Let's assume they bless the transaction, what's next?

We know that Yahoo! was an $18 billion company yesterday and doing this "cash-rich split" would allow them to dispose of what they deem to be non-core assets for a valuation of around . . . $17 billion. This means the infinitely wise market was valuing Yahoo!'s core business at -$2 billion (after subtracting out the cash on their balance sheet).

After the transaction -- per the NYT report -- Yahoo! will have $5 billion cash from Softbank for the Yahoo! Japan stake, $7.5 billion cash from Alibaba Group in exchange for the majority of their 40% stake in Alibaba Group, a remaining 15% stake in Alibaba Group that this transaction values at $4.5 billion, $2.4 billion of cash on their balance sheet, and the Yahoo! "core business."
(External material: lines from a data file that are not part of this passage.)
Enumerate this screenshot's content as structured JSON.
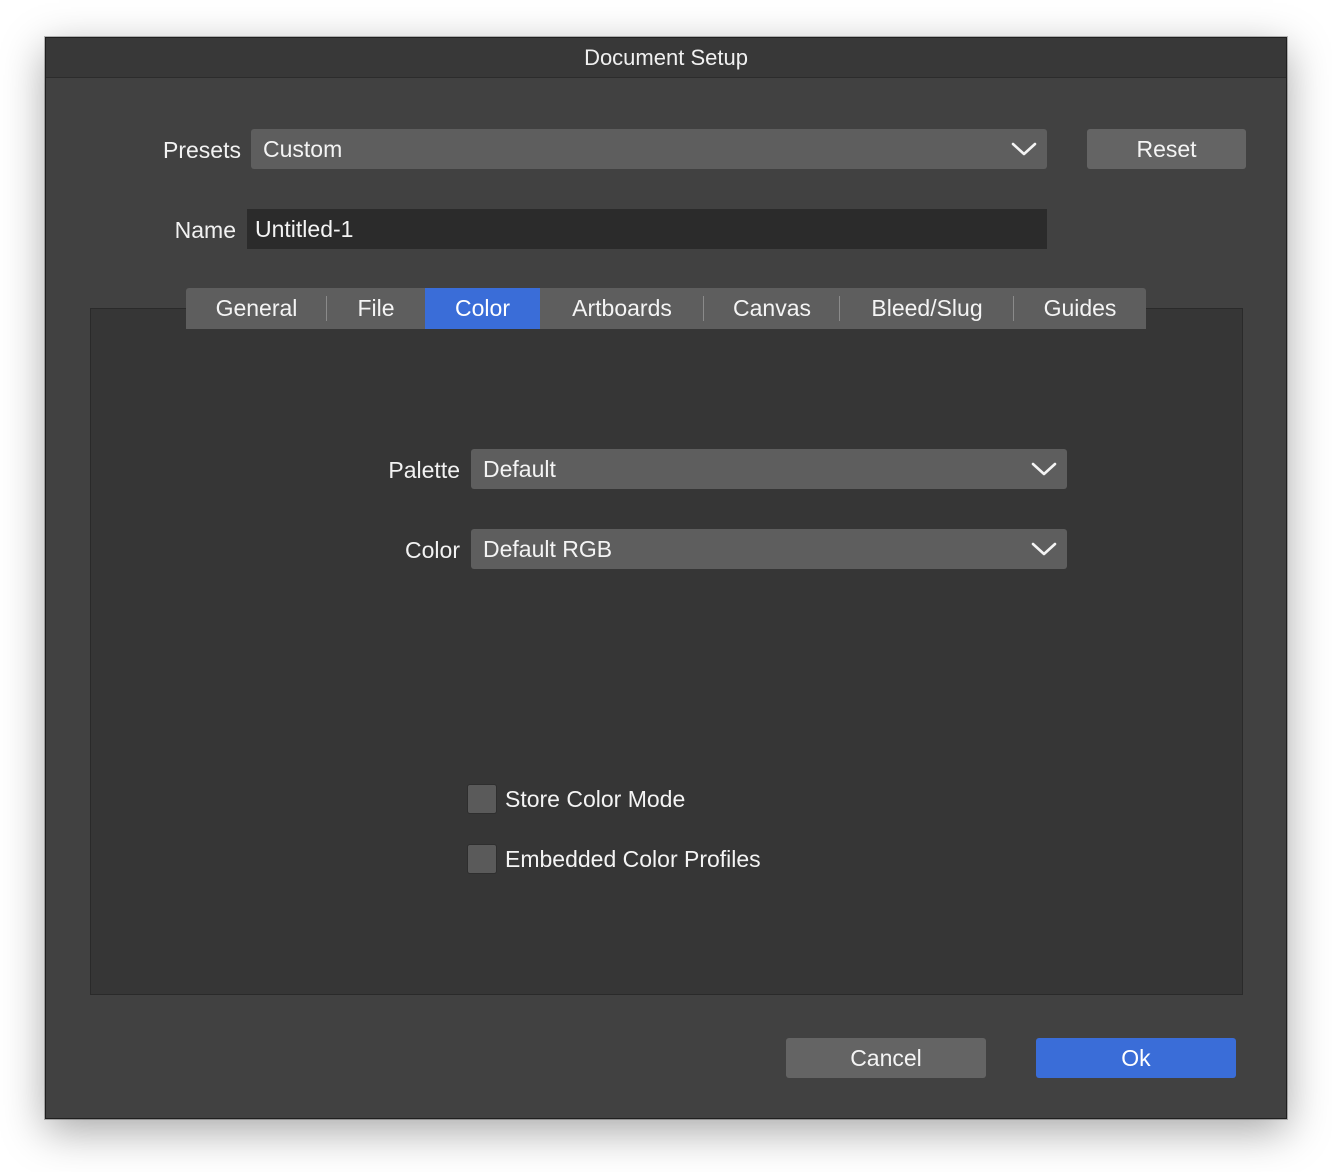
{
  "window": {
    "title": "Document Setup"
  },
  "presets": {
    "label": "Presets",
    "value": "Custom",
    "reset_label": "Reset"
  },
  "name": {
    "label": "Name",
    "value": "Untitled-1"
  },
  "tabs": [
    {
      "label": "General",
      "active": false
    },
    {
      "label": "File",
      "active": false
    },
    {
      "label": "Color",
      "active": true
    },
    {
      "label": "Artboards",
      "active": false
    },
    {
      "label": "Canvas",
      "active": false
    },
    {
      "label": "Bleed/Slug",
      "active": false
    },
    {
      "label": "Guides",
      "active": false
    }
  ],
  "color_tab": {
    "palette": {
      "label": "Palette",
      "value": "Default"
    },
    "color": {
      "label": "Color",
      "value": "Default RGB"
    },
    "store_color_mode": {
      "label": "Store Color Mode",
      "checked": false
    },
    "embedded_profiles": {
      "label": "Embedded Color Profiles",
      "checked": false
    }
  },
  "footer": {
    "cancel_label": "Cancel",
    "ok_label": "Ok"
  },
  "colors": {
    "window_bg": "#414141",
    "panel_bg": "#363636",
    "control_bg": "#5e5e5e",
    "accent": "#3a6dd8"
  },
  "icons": {
    "dropdown": "chevron-down-icon"
  }
}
What's more, in order to do this "cash-rich split" in a tax-efficient manner, "other assets" will have to be dropped into Yahoo!'s core business. I assume those assets will be part of the price Softbank and Alibaba Group will pay, so some of the cash listed above might decrease slightly. But the market might get a little bit more excited about Yahoo!'s core business depending on what those "other assets" would be. For example, what if it were Hulu or the Weather Channel or something else? Bottom Line

So, net of the transaction, according to these numbers, Yahoo! would consist of: (1) Yahoo!'s core business including some new "other assets" and about $15 billion in cash.

What is the core business worth?

It's doing about $1.5 billion in EBITDA today. AOL (:AOL) is currently valued at four times trailing EBITDA. That means "core" Yahoo! is worth $6 billion or $5/share (or closer to $21/share in today's pricing). Third Point said clearly in September that Yahoo! is certainly better run with better assets than AOL and that a "fair" valuation (before a takeover premium by, say, a Microsoft (:MSFT)) is seven times EBITDA, equal to $10.5 billion, or $8.50/share (or closer to $24.50/share in today's pricing).

Why isn't the stock moving higher already? Investors want to see the Yahoo! board approve the deal and see that things are moving forward. I would expect a re-rating of Yahoo! shares over the next month or so, assuming the board stays on the appropriate flight path.

Going forward, this transaction makes Yahoo! "core" more attractive for a buyer like Microsoft.

For those people (usually not Yahoo! longs themselves) complaining that Yahoo! is getting rid of their most valuable asset, consider: Weren't you the same people complaining in the spring that Yahoo!'s Alibaba stake was now worth zero because Jack Ma (who's now going to be paying $12 billion) was going to steal it? They're still keeping 15% in Alibaba Group, which is fair and offers considerable upside. Every asset should be monetized at the right price. This price is fair. Ma's prior offers were not.

Let's see what the board decides at the meeting today.